В то же время вверху на горе, близ города, происходили сцены, не менее оживленные. Народ шумел и толпился против кабаков и харчевен. Тут попадались даже бабы и девки: иные, сбившись в кучи, горячо спорили, другие вели под руки мужей, успевших уже спозаранок порядочно выпить.

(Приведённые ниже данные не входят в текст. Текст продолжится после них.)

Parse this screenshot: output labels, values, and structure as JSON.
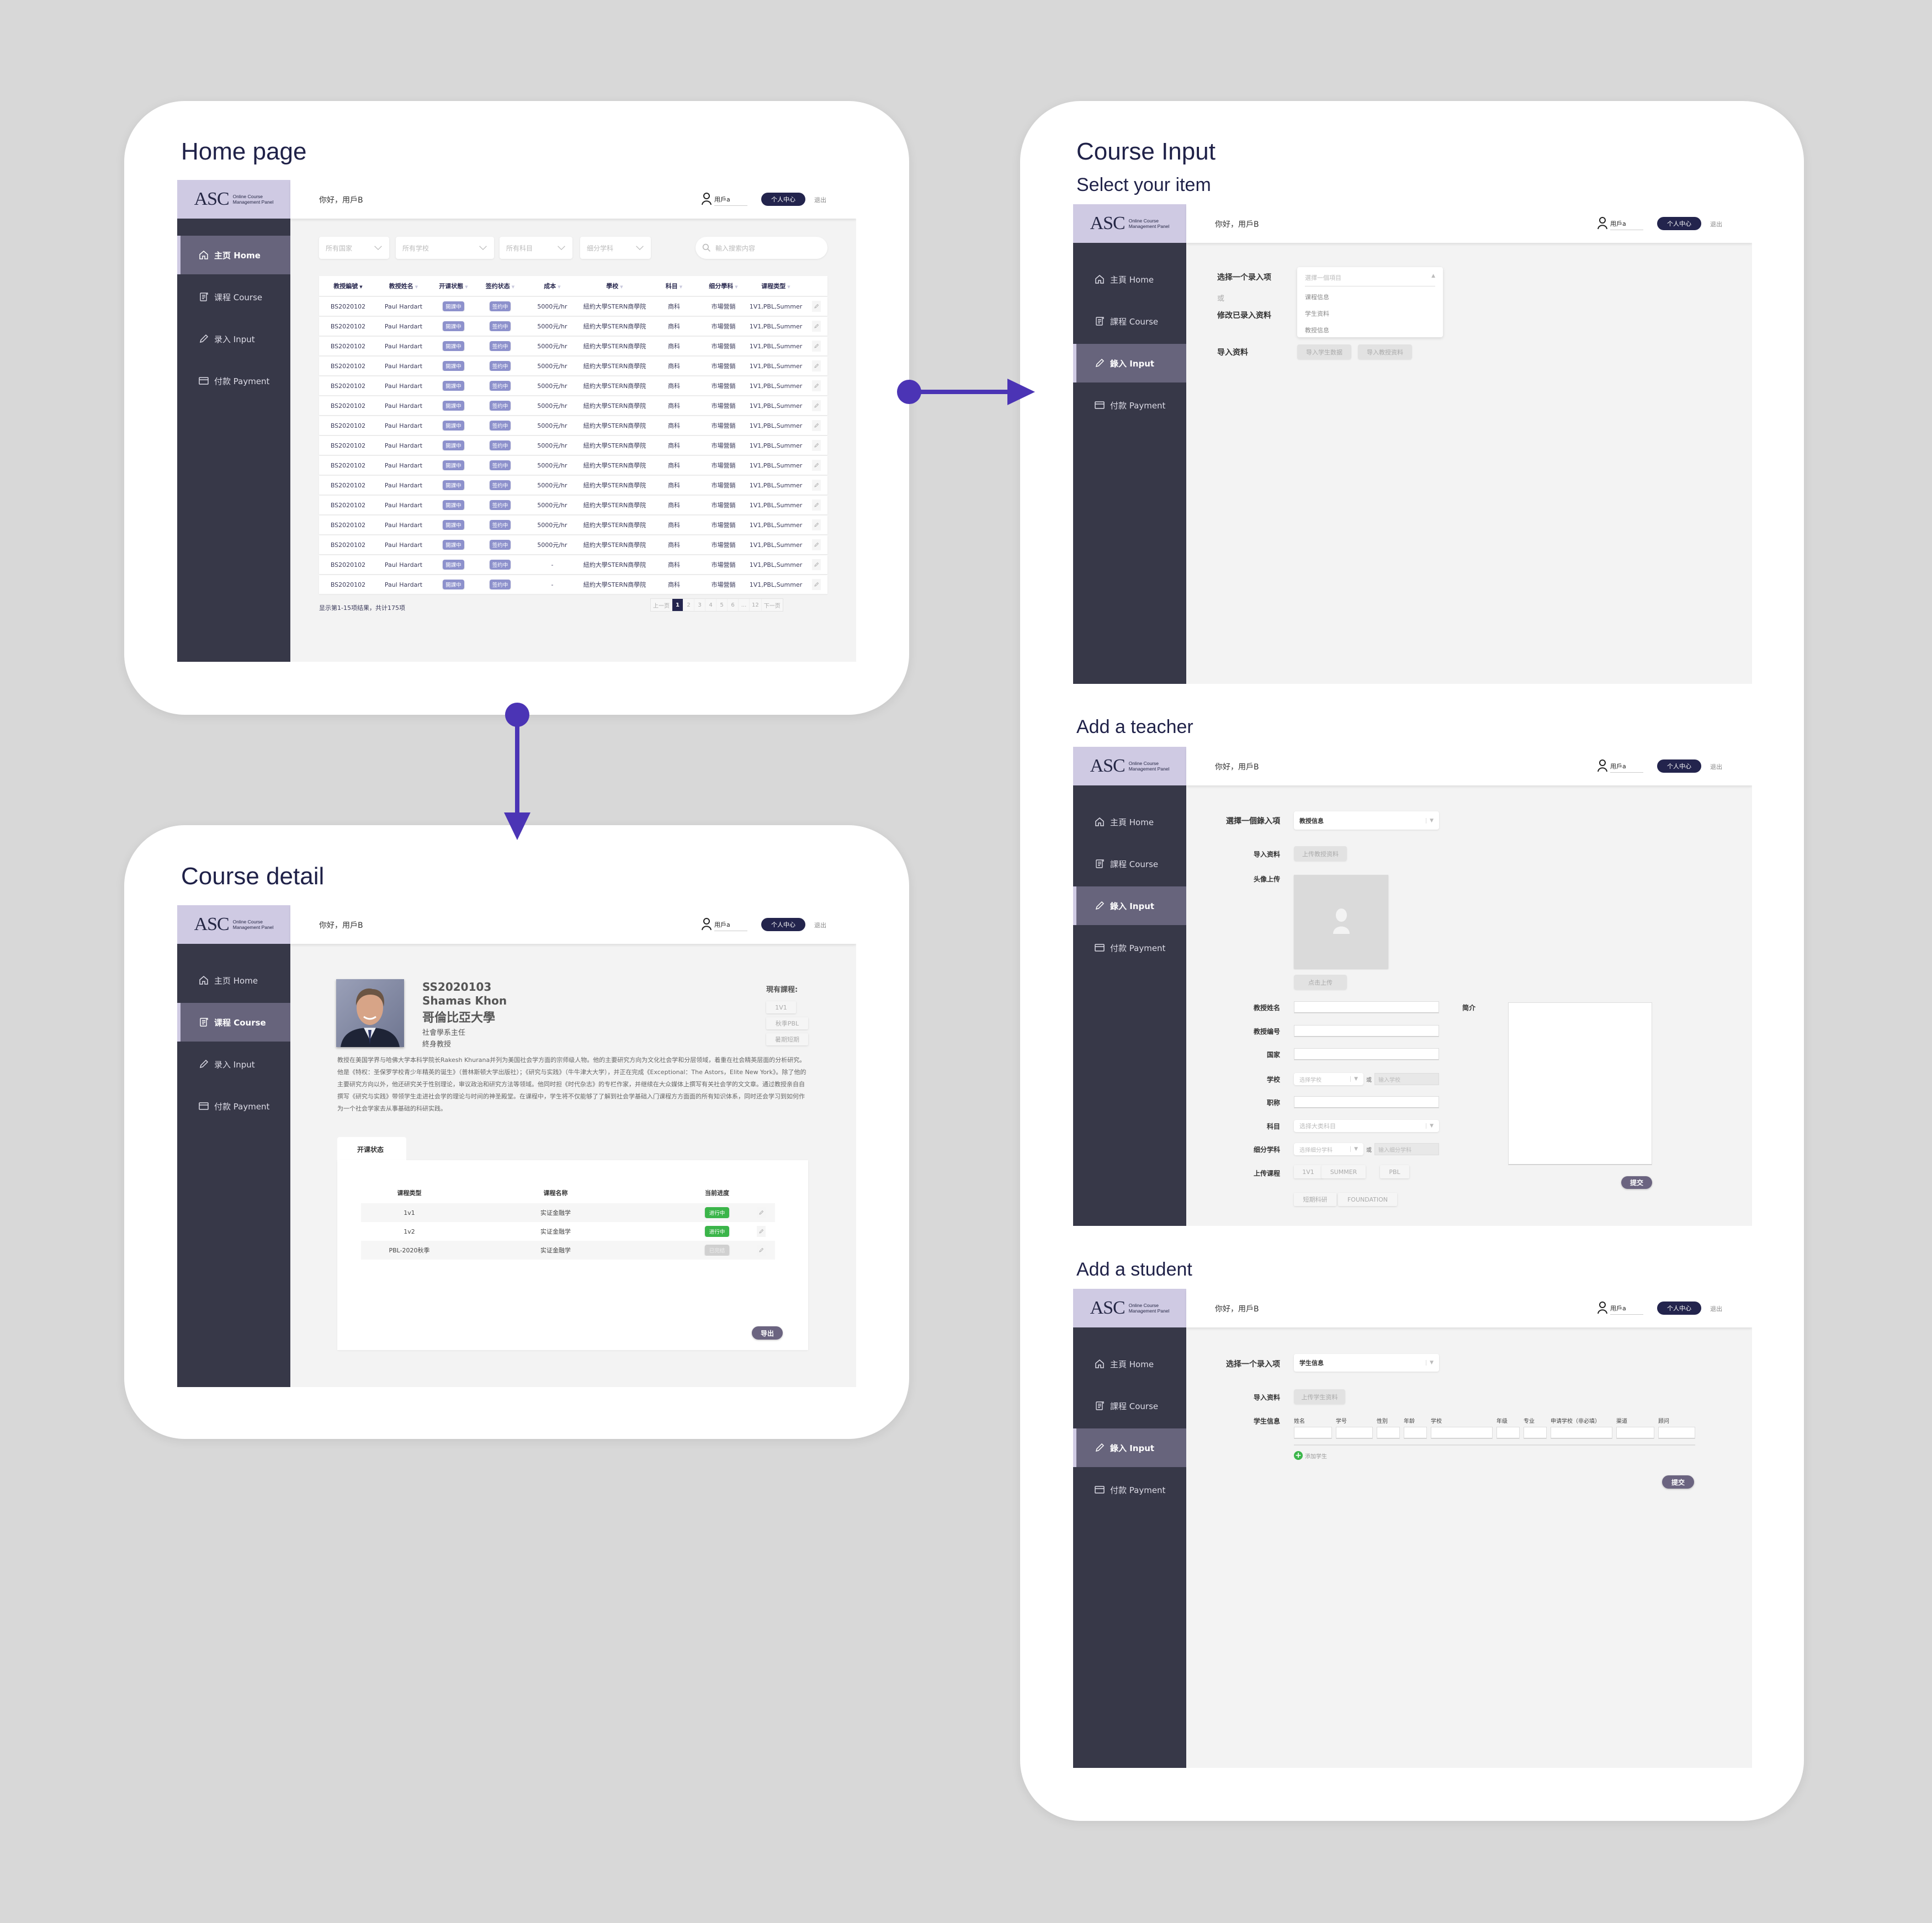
{
  "colors": {
    "background": "#d8d8d8",
    "title": "#1f2148",
    "sidebar": "#373848",
    "sidebar_active": "#67647c",
    "logo_bg": "#cfcae3",
    "accent_pill": "#23244d",
    "connector": "#4b34b5",
    "badge": "#8d91cc",
    "status_active": "#3bb54a",
    "status_done": "#d0d0d0",
    "primary_button": "#6b6480"
  },
  "app": {
    "logo_mark": "ASC",
    "logo_line1": "Online Course",
    "logo_line2": "Management Panel",
    "greeting": "你好，用戶B",
    "username": "用戶a",
    "profile_button": "个人中心",
    "logout": "退出"
  },
  "nav_simplified": [
    {
      "label": "主页 Home",
      "icon": "home-icon"
    },
    {
      "label": "课程 Course",
      "icon": "course-icon"
    },
    {
      "label": "录入 Input",
      "icon": "pencil-icon"
    },
    {
      "label": "付款 Payment",
      "icon": "card-icon"
    }
  ],
  "nav_traditional": [
    {
      "label": "主頁 Home",
      "icon": "home-icon"
    },
    {
      "label": "課程 Course",
      "icon": "course-icon"
    },
    {
      "label": "錄入 Input",
      "icon": "pencil-icon"
    },
    {
      "label": "付款 Payment",
      "icon": "card-icon"
    }
  ],
  "home": {
    "title": "Home page",
    "filters": [
      "所有国家",
      "所有学校",
      "所有科目",
      "细分学科"
    ],
    "search_placeholder": "輸入搜索内容",
    "columns": [
      "教授編號",
      "教授姓名",
      "开课状態",
      "签约状态",
      "成本",
      "學校",
      "科目",
      "细分學科",
      "课程类型"
    ],
    "rows": [
      [
        "BS2020102",
        "Paul Hardart",
        "開課中",
        "签约中",
        "5000元/hr",
        "紐約大學STERN商學院",
        "商科",
        "市場營銷",
        "1V1,PBL,Summer"
      ],
      [
        "BS2020102",
        "Paul Hardart",
        "開課中",
        "签约中",
        "5000元/hr",
        "紐約大學STERN商學院",
        "商科",
        "市場營銷",
        "1V1,PBL,Summer"
      ],
      [
        "BS2020102",
        "Paul Hardart",
        "開課中",
        "签约中",
        "5000元/hr",
        "紐約大學STERN商學院",
        "商科",
        "市場營銷",
        "1V1,PBL,Summer"
      ],
      [
        "BS2020102",
        "Paul Hardart",
        "開課中",
        "签约中",
        "5000元/hr",
        "紐約大學STERN商學院",
        "商科",
        "市場營銷",
        "1V1,PBL,Summer"
      ],
      [
        "BS2020102",
        "Paul Hardart",
        "開課中",
        "签约中",
        "5000元/hr",
        "紐約大學STERN商學院",
        "商科",
        "市場營銷",
        "1V1,PBL,Summer"
      ],
      [
        "BS2020102",
        "Paul Hardart",
        "開課中",
        "签约中",
        "5000元/hr",
        "紐約大學STERN商學院",
        "商科",
        "市場營銷",
        "1V1,PBL,Summer"
      ],
      [
        "BS2020102",
        "Paul Hardart",
        "開課中",
        "签约中",
        "5000元/hr",
        "紐約大學STERN商學院",
        "商科",
        "市場營銷",
        "1V1,PBL,Summer"
      ],
      [
        "BS2020102",
        "Paul Hardart",
        "開課中",
        "签约中",
        "5000元/hr",
        "紐約大學STERN商學院",
        "商科",
        "市場營銷",
        "1V1,PBL,Summer"
      ],
      [
        "BS2020102",
        "Paul Hardart",
        "開課中",
        "签约中",
        "5000元/hr",
        "紐約大學STERN商學院",
        "商科",
        "市場營銷",
        "1V1,PBL,Summer"
      ],
      [
        "BS2020102",
        "Paul Hardart",
        "開課中",
        "签约中",
        "5000元/hr",
        "紐約大學STERN商學院",
        "商科",
        "市場營銷",
        "1V1,PBL,Summer"
      ],
      [
        "BS2020102",
        "Paul Hardart",
        "開課中",
        "签约中",
        "5000元/hr",
        "紐約大學STERN商學院",
        "商科",
        "市場營銷",
        "1V1,PBL,Summer"
      ],
      [
        "BS2020102",
        "Paul Hardart",
        "開課中",
        "签约中",
        "5000元/hr",
        "紐約大學STERN商學院",
        "商科",
        "市場營銷",
        "1V1,PBL,Summer"
      ],
      [
        "BS2020102",
        "Paul Hardart",
        "開課中",
        "签约中",
        "5000元/hr",
        "紐約大學STERN商學院",
        "商科",
        "市場營銷",
        "1V1,PBL,Summer"
      ],
      [
        "BS2020102",
        "Paul Hardart",
        "開課中",
        "签约中",
        "-",
        "紐約大學STERN商學院",
        "商科",
        "市場營銷",
        "1V1,PBL,Summer"
      ],
      [
        "BS2020102",
        "Paul Hardart",
        "開課中",
        "签约中",
        "-",
        "紐約大學STERN商學院",
        "商科",
        "市場營銷",
        "1V1,PBL,Summer"
      ]
    ],
    "summary": "显示第1-15项结果，共计175项",
    "pagination": {
      "prev": "上一页",
      "pages": [
        "1",
        "2",
        "3",
        "4",
        "5",
        "6",
        "...",
        "12"
      ],
      "current": "1",
      "next": "下一页"
    }
  },
  "detail": {
    "title": "Course detail",
    "id": "SS2020103",
    "name": "Shamas Khon",
    "university": "哥倫比亞大學",
    "position": "社會學系主任",
    "rank": "終身教授",
    "current_courses_label": "現有課程:",
    "current_courses": [
      "1V1",
      "秋季PBL",
      "暑期短期"
    ],
    "bio": "教授在美国学界与哈佛大学本科学院长Rakesh Khurana并列为美国社会学方面的宗师级人物。他的主要研究方向为文化社会学和分层领域，着重在社会精英层面的分析研究。他是《特权：圣保罗学校青少年精英的诞生》（普林斯顿大学出版社）；《研究与实践》（牛牛津大大学），并正在完成《Exceptional：The Astors，Elite New York》。除了他的主要研究方向以外，他还研究关于性别理论，审议政治和研究方法等领域。他同时担《时代杂志》的专栏作家，并继续在大众媒体上撰写有关社会学的文文章。通过教授亲自自撰写《研究与实践》带领学生走进社会学的理论与时间的神圣殿堂。在课程中，学生将不仅能够了了解到社会学基础入门课程方方面面的所有知识体系，同时还会学习到如何作为一个社会学家去从事基础的科研实践。",
    "tab": "开课状态",
    "columns": [
      "课程类型",
      "课程名称",
      "当前进度"
    ],
    "rows": [
      {
        "type": "1v1",
        "name": "实证金融学",
        "status": "进行中",
        "state": "active"
      },
      {
        "type": "1v2",
        "name": "实证金融学",
        "status": "进行中",
        "state": "active"
      },
      {
        "type": "PBL-2020秋季",
        "name": "实证金融学",
        "status": "已完结",
        "state": "done"
      }
    ],
    "export_button": "导出"
  },
  "course_input": {
    "title": "Course Input",
    "subtitle": "Select your item",
    "select_label": "选择一个录入项",
    "or": "或",
    "modify_label": "修改已录入资料",
    "import_label": "导入资料",
    "dropdown_placeholder": "選擇一個項目",
    "options": [
      "课程信息",
      "学生资料",
      "教授信息"
    ],
    "import_buttons": [
      "导入学生数据",
      "导入教授资料"
    ]
  },
  "teacher": {
    "title": "Add a teacher",
    "select_label": "選擇一個錄入項",
    "selected": "教授信息",
    "import_label": "导入资料",
    "import_button": "上传教授资料",
    "avatar_label": "头像上传",
    "avatar_button": "点击上传",
    "fields": {
      "name": "教授姓名",
      "id": "教授编号",
      "country": "国家",
      "school": "学校",
      "title": "职称",
      "subject": "科目",
      "subfield": "细分学科",
      "courses": "上传课程"
    },
    "or": "或",
    "school_select_placeholder": "选择学校",
    "school_input_placeholder": "输入学校",
    "subject_placeholder": "选择大类科目",
    "subfield_select_placeholder": "选择细分学科",
    "subfield_input_placeholder": "输入细分学科",
    "course_chips": [
      "1V1",
      "SUMMER",
      "PBL",
      "短期科研",
      "FOUNDATION"
    ],
    "intro_label": "简介",
    "submit": "提交"
  },
  "student": {
    "title": "Add a student",
    "select_label": "选择一个录入项",
    "selected": "学生信息",
    "import_label": "导入资料",
    "import_button": "上传学生资料",
    "info_label": "学生信息",
    "columns": [
      "姓名",
      "学号",
      "性别",
      "年龄",
      "学校",
      "年级",
      "专业",
      "申请学校（非必填）",
      "渠道",
      "顾问"
    ],
    "add_student": "添加学生",
    "submit": "提交"
  }
}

В стороне от кабака, поодаль от крика и гама, сидела молодая баба и горько плакала. Ее всячески утешал молодой высокий купец в новом синем армяке, подпоясанном шелковым кушаком. Ему помогал иногда тут же стоявший человек, высокий и плечистый, в котором по одежде тотчас же можно было узнать помещика.
– Не плачь! – ласково говорит бабе молодой купец. – Григорий скоро вернется, счастью не бывать без кручины… что ж делать! Вернется Григорий с деньгами, привезет тебе кумачу да лент… полно убиваться… все пойдет хорошо, не увидишь, как вернется Григорий… Эй, Егор! – крикнул молодой купец, обратясь к высокому парню, снаряженному по-бурлацки, то есть с кожаной лямкой через плечо, с берестовою котомкою за спиною и деревянною ложкою за ремешком на шляпе: – Сходи-ка, брат, в кабак да зови скорей наших; время было им нагуляться… пора!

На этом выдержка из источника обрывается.